The number of Volkswagen executives or engineers suspended in connection with the emissions cheating has continued to grow and could soon reach about 10, said the person, who spoke on the condition of anonymity because the inquiry is supposed to be confidential. Some of the employees were directly involved in programming cars to cheat on emissions tests, but others may share blame because they found out about it and did not pass the information up the chain of command.

Shareholder advocates and former employees have criticized what they said was a culture inside Volkswagen that centralized decision making at company headquarters in Wolfsburg, Germany, and discouraged open discussion of problems, creating a climate in which people may have been fearful of speaking up.

Volkswagen managers admitted to United States government and California regulators on Sept. 3 that cars with diesel engines were programmed to evade emissions tests.

Yet at least three members of Volkswagen’s supervisory board, which oversees the chief executive, have said they learned of the illegal software from media reports on Sept. 18, more than two weeks later.

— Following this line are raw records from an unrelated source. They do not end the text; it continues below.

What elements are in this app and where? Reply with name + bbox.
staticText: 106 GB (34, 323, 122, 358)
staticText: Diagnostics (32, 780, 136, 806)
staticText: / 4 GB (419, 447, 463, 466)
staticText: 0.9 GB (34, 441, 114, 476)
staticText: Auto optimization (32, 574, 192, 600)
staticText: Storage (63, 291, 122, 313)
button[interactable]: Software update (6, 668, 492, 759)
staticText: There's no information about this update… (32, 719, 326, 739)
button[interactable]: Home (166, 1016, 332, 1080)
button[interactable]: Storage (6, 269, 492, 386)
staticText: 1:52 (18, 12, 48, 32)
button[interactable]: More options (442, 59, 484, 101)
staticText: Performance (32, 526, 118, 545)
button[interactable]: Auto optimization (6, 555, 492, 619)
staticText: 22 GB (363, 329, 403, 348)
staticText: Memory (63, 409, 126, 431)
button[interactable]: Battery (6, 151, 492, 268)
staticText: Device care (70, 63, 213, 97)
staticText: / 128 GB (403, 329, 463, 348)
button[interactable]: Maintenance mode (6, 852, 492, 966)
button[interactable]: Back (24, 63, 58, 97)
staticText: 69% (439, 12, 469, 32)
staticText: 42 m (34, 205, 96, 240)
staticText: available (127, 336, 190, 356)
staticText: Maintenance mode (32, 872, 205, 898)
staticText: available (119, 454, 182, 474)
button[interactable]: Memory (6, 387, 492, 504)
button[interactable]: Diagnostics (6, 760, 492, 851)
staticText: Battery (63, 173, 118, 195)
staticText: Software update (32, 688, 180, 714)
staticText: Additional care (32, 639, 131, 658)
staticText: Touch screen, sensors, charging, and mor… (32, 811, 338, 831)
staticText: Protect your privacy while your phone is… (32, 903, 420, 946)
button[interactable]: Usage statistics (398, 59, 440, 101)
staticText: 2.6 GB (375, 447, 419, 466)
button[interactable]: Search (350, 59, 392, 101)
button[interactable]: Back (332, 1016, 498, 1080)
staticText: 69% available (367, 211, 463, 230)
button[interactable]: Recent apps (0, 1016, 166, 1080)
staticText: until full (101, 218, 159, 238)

Shareholder representatives have criticized what they say was failure by Martin Winterkorn, then the chief executive, to keep them informed.

Authorities in the United States have not said which Volkswagen officials made the Sept. 3 confession, and it was not clear when Mr. Winterkorn first learned of the illegal software. Mr. Winterkorn said when he resigned on Sept. 23 that he had been “shocked” to learn of the deception and had committed no wrongdoing.

Jones Day, a United States law firm with offices in Germany, has been conducting an internal investigation on behalf of the Volkswagen supervisory board into who shares blame for the emissions scandal, which has thrown the company into turmoil and is likely to cost tens of billions of euros for recalls, official penalties and legal settlements with disgruntled owners.

During testing, software in so-called clean diesel engines activated emissions controls. At other times, the vehicles emitted up to 40 times the amount of nitrogen oxide, a harmful pollutant, allowed by rules in the United States. The software allowed Volkswagen vehicles to pass emissions tests without the usual trade-off in fuel economy and performance.

The Jones Day inquiry is likely to last for months and has not yet reached conclusions about which engineers or managers were responsible for installing the illegal software — it first appeared in cars from the 2009 model year — and which managers later learned about it but failed to take action.

Prosecutors in Braunschweig, a city near Volkswagen’s headquarters, are investigating whether any crimes were committed as part of the deception. A spokesman for prosecutors did not return calls seeking comment on Sunday.

Ansgar C. Rempp, the partner in charge of Jones Day in Germany, declined to comment on Sunday. A Volkswagen spokesman also declined to comment.

All of the executives who have been suspended so far were in senior positions related to engine or product development, including at least one who was not working at Volkswagen when the emissions cheating began.